Um belo
dia saí, assim como tantos outros, estou em uma loja e ao fundo vejo pessoas.
Elas conversam entre si. Num primeiro momento sigo fazendo o que saí disposta a
fazer, comprar algo que faltava em casa, mas de repente aquela conversa
desperta minha atenção e já não consigo sair sem ouvir mais um trechinho da
conversa. Curiosidade? Nããão...falavam das escolas, de que se antes os alunos
não aprendiam imagina agora? De que achavam um absurdo “a professora” receber
sem fazer nada. Fiquei mais um pouco para ouvir mais destes absurdos
afinal...como discutir com quem não está na nossa pele. Olhei atentamente os rostos que ali estavam a
desmerecer os esforços de tantos e nem falo só de mim, fiquei querendo levá-los
até minha casa para observarem as horas que passo pesquisando, organizando e
planejando o que meu aluno vai receber. Queria levá-los até a casa dos meus
alunos, mostrar à eles a dedicação dos responsáveis e de “minhas” crianças as
quais semanalmente visito na escola, levando atividades, jogos e buscando o que
por eles fora feito para corrigir. A quem
não conhece nossas lutas, não dou o direito às críticas. Quem não sabe que para
muita coisa ser feita, pego do meu dinheiro para comprar material, pois não
quero deixar ninguém de fora, que minha escola desde o começo atendeu ao meu
pedido e concordou que na falta de internet para todos, faríamos as aulas
impressas, que na escola se faz pão, se doa máscara, se faz vaquinha e tudo
mais para que as coisas funcionem, também não dou direito de criticar. Para
aquele que não sabe que tenho aluno que mal tem roupa, comida ou até lhe falta
uma mesa para fazer seus trabalhos, nem vou comentar. Falar dos outros parece
fácil, ser o cara que conserta moto, o ajudante da padaria, o vendedor da loja
ou só o fofoqueiro da cidade, não dá o direito de falar de algo que desconhece.
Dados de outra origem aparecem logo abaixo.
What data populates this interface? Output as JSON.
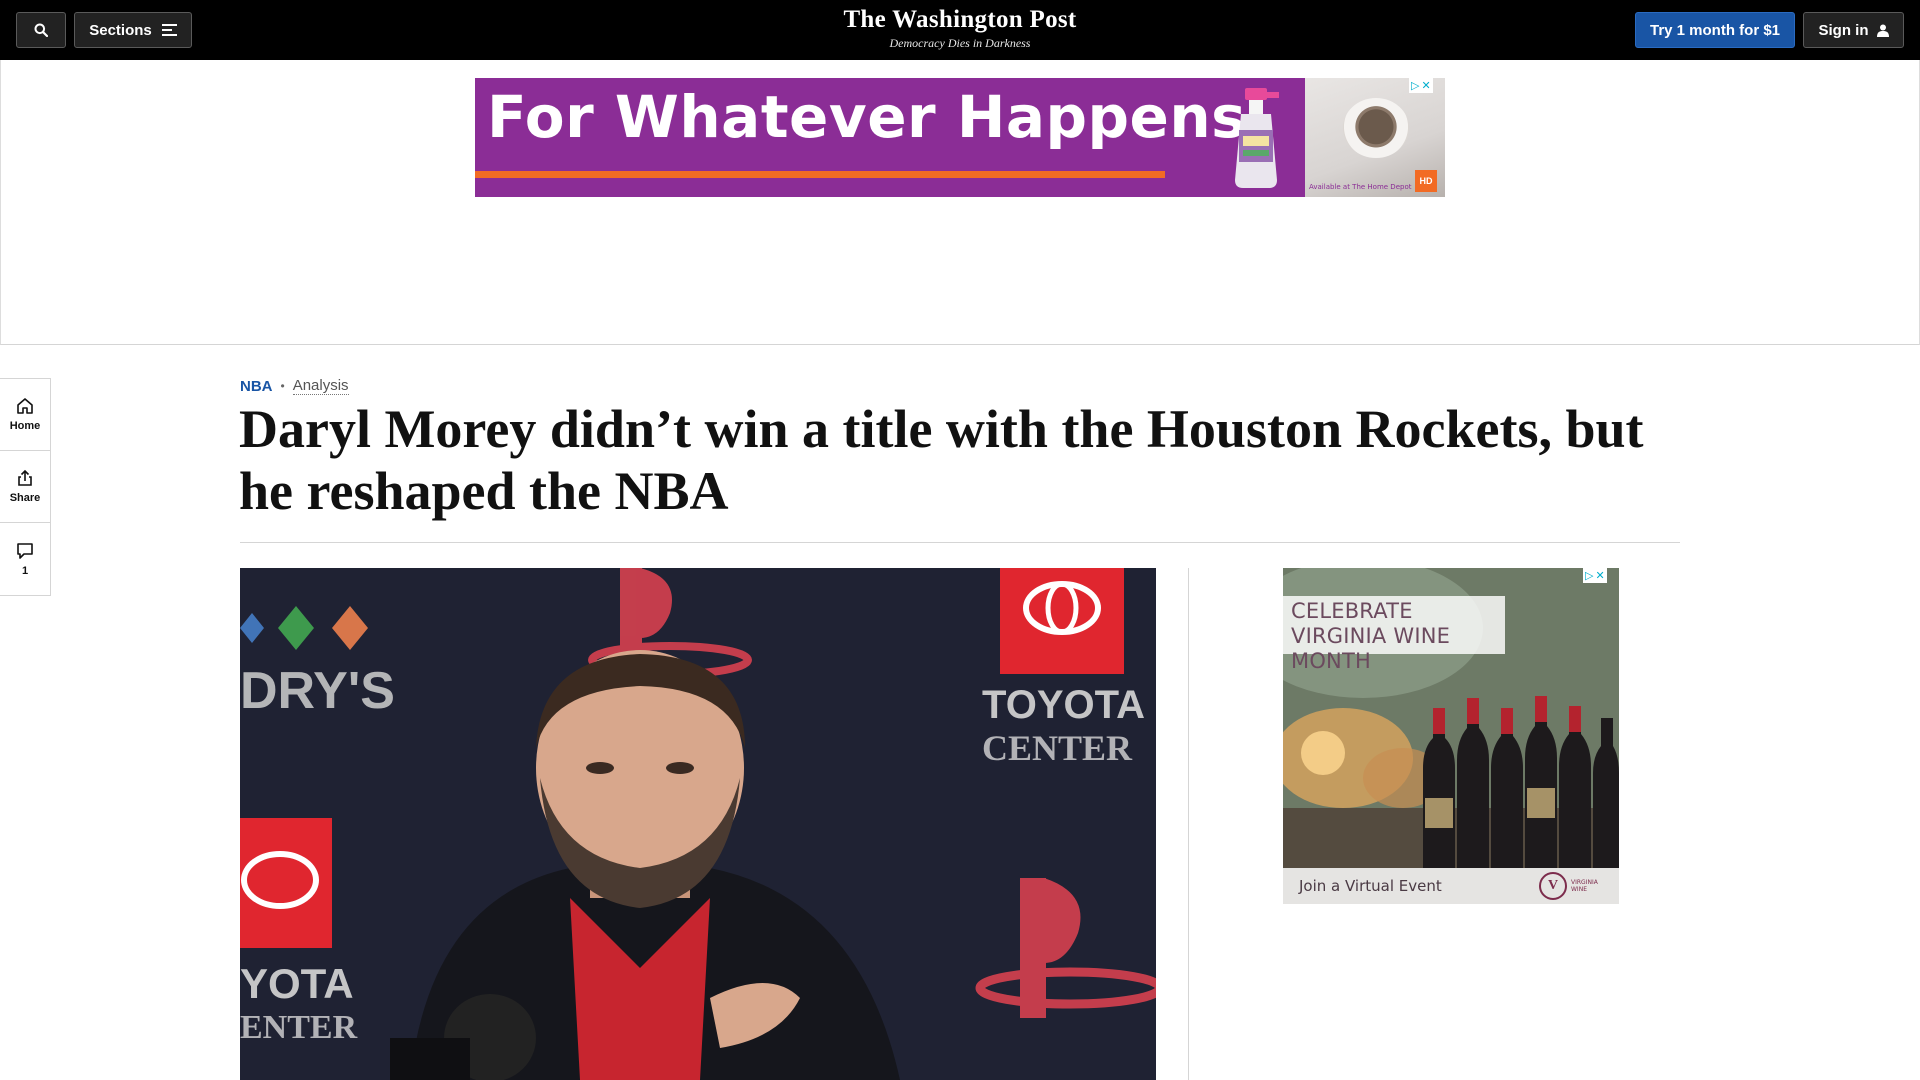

Estou na luta, na tentativa de acertar cada vez que sento pra planejar afim de
que meu aluno ainda que eu esteja longe, consiga aprender o que precisa nestes
tempos difíceis e ao mesmo tempo se sinta acolhido dentro da proposta de
atividades. Meus heróis? Sim, meus pequenos guerreiros, não vestem capa, vestem
roupas simples, moram em lugares simples e me fazem amar minha profissão. Mandam-me
mensagem pra falar de saudade, mostrando suas conquistas, mostrando um pouco do
seu dia a dia e por várias vezes pra dizer que tem saudade da escola e dos
colegas. Meus heróis são gente simples, alguns de 6, outros de 7, outros de 30
e poucos ou até de 50 anos. São os meus alunos, suas mães, suas tias, suas
dindas e seus avós, são aqueles a quem vivo elogiando a persistência, pois
estão a desempenhar alguns papéis que outrora seriam meus. Conversamos dia e
noite, sim! Eu disse dia e noite, no tal “watts” que tem sido nossa ferramenta
freqüente e quem nos aproxima nestes tempos difíceis. Questionar o que temos
sido capazes de fazer nestes momentos não me parece muito gentil, mas vamos lá...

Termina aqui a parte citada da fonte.